Therapists from all over the world, including Los Alamitos therapists, offer different therapy types to their clients according to their needs. Some of the different types of therapy offered include;
- Psychodynamic therapy
This form of therapy is developed from psychoanalysis of the human brain; it serves as a long-term solution to people experiencing mental health problems. This therapy requires the client to disclose to the therapist information about their thought patterns and behavior contributing to the distressful thoughts.

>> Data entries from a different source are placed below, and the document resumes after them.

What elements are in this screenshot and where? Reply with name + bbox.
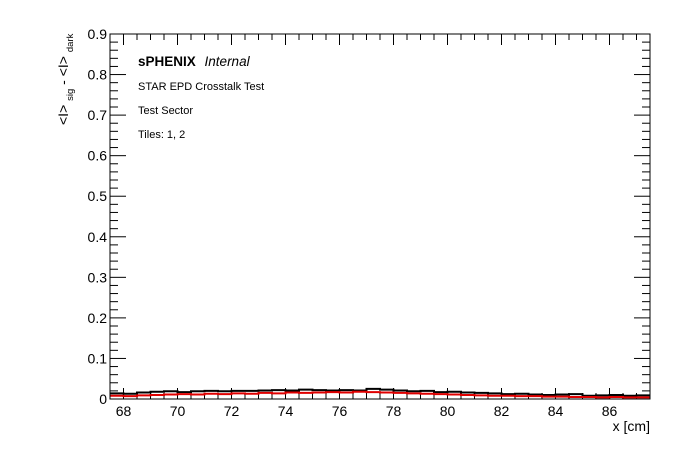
plot-frame bbox=[109, 33, 651, 400]
x-tick-label: 70 bbox=[170, 403, 186, 419]
y-axis-label-main: <I> bbox=[55, 105, 71, 125]
experiment-label: sPHENIX bbox=[138, 54, 196, 69]
y-tick-label: 0.8 bbox=[88, 67, 108, 83]
series-layer bbox=[110, 387, 650, 399]
y-tick-label: 0.2 bbox=[88, 310, 108, 326]
x-tick-label: 84 bbox=[548, 403, 564, 419]
y-axis-label-sub-dark: dark bbox=[65, 33, 76, 52]
x-axis-label: x [cm] bbox=[613, 418, 650, 434]
y-tick-label: 0.6 bbox=[88, 148, 108, 164]
annotation-block: sPHENIX Internal STAR EPD Crosstalk Test… bbox=[138, 54, 264, 141]
x-tick-label: 72 bbox=[224, 403, 240, 419]
svg-text:sPHENIX Internal: sPHENIX Internal bbox=[138, 54, 251, 69]
annotation-line-1: STAR EPD Crosstalk Test bbox=[138, 81, 264, 93]
series-1-histogram bbox=[110, 387, 650, 397]
y-tick-label: 0.3 bbox=[88, 269, 108, 285]
x-tick-label: 78 bbox=[386, 403, 402, 419]
annotation-line-2: Test Sector bbox=[138, 105, 193, 117]
y-tick-label: 0.9 bbox=[88, 26, 108, 42]
x-tick-label: 80 bbox=[440, 403, 456, 419]
series-2-histogram bbox=[110, 390, 650, 399]
y-axis: 0 0.1 0.2 0.3 0.4 0.5 0.6 0.7 0.8 0.9 bbox=[88, 26, 650, 407]
y-tick-label: 0.7 bbox=[88, 107, 108, 123]
y-tick-label: 0.4 bbox=[88, 229, 108, 245]
y-axis-label-mid: - <I> bbox=[55, 56, 71, 85]
y-axis-label: <I> sig - <I> dark bbox=[55, 33, 76, 125]
x-tick-label: 68 bbox=[116, 403, 132, 419]
y-tick-label: 0.5 bbox=[88, 188, 108, 204]
x-tick-label: 76 bbox=[332, 403, 348, 419]
annotation-line-3: Tiles: 1, 2 bbox=[138, 129, 185, 141]
y-tick-label: 0.1 bbox=[88, 350, 108, 366]
y-tick-label: 0 bbox=[99, 391, 107, 407]
x-tick-label: 86 bbox=[602, 403, 618, 419]
x-tick-label: 82 bbox=[494, 403, 510, 419]
y-axis-label-sub-sig: sig bbox=[65, 89, 76, 101]
x-tick-label: 74 bbox=[278, 403, 294, 419]
status-label: Internal bbox=[205, 54, 251, 69]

Under severe circumstances, clients can talk about their past, childhood, and recurring dreams and nightmares that they may be experiencing.
Psychodynamic therapy works by connecting a person’s thoughts and subconscious actions; these can be done by examining the relationship status of the person, emotions, and feelings. Psychodynamic therapy can be used to cope with depression, eating disorders, addiction, and anxiety, among other problems.
- Behavioral therapy
Behavioral therapy treats mental disorders by identifying behaviors that a person has acquired in the past and is affecting how they think or act. It identifies negative behaviors that negatively affect a person’s actions and try to fix them or eliminate them. Instead of spending much time talking, behavioral therapy spends most time identifying and correcting those negative behaviors that a person has.
This form of therapy is used when treating phobias, anxiety, substance addiction, ADHD, and defiant behaviors among people experiencing them.
- Cognitive-behavioral therapy
This therapy acts as a short-term approach to mental health. It is somehow similar to behavioral therapy, but it suggests that some behaviors acquired over time can affect how one perceives and beliefs. Cognitive-behavioral therapy works by identifying thought patterns and behaviors that negatively affect the patient and correcting them by either eliminating them or replacing them with positive behaviors that bring about positive thought patterns.
There are two forms of cognitive-behavioral therapy; Dialectical behavioral therapy which prioritizes self-acceptance and regulation of emotions, and rational emotive therapy that works on changing irrational beliefs about oneself that bring about stress and anxiety.
Cognitive-behavioral therapy is used on patients that experience anxiety, insomnia, phobias, eating disorders, self-harm, and other forms of problems that affect physical and mental behaviors.
Mental health should be championed as an unhealthy mind cannot breed good ideas and may pose a danger to the person and the people around him. Bottling emotions can be dangerous, and people should learn to share with a therapist when they feel overwhelmed. Investment should be made in therapists and make them readily available when they are needed.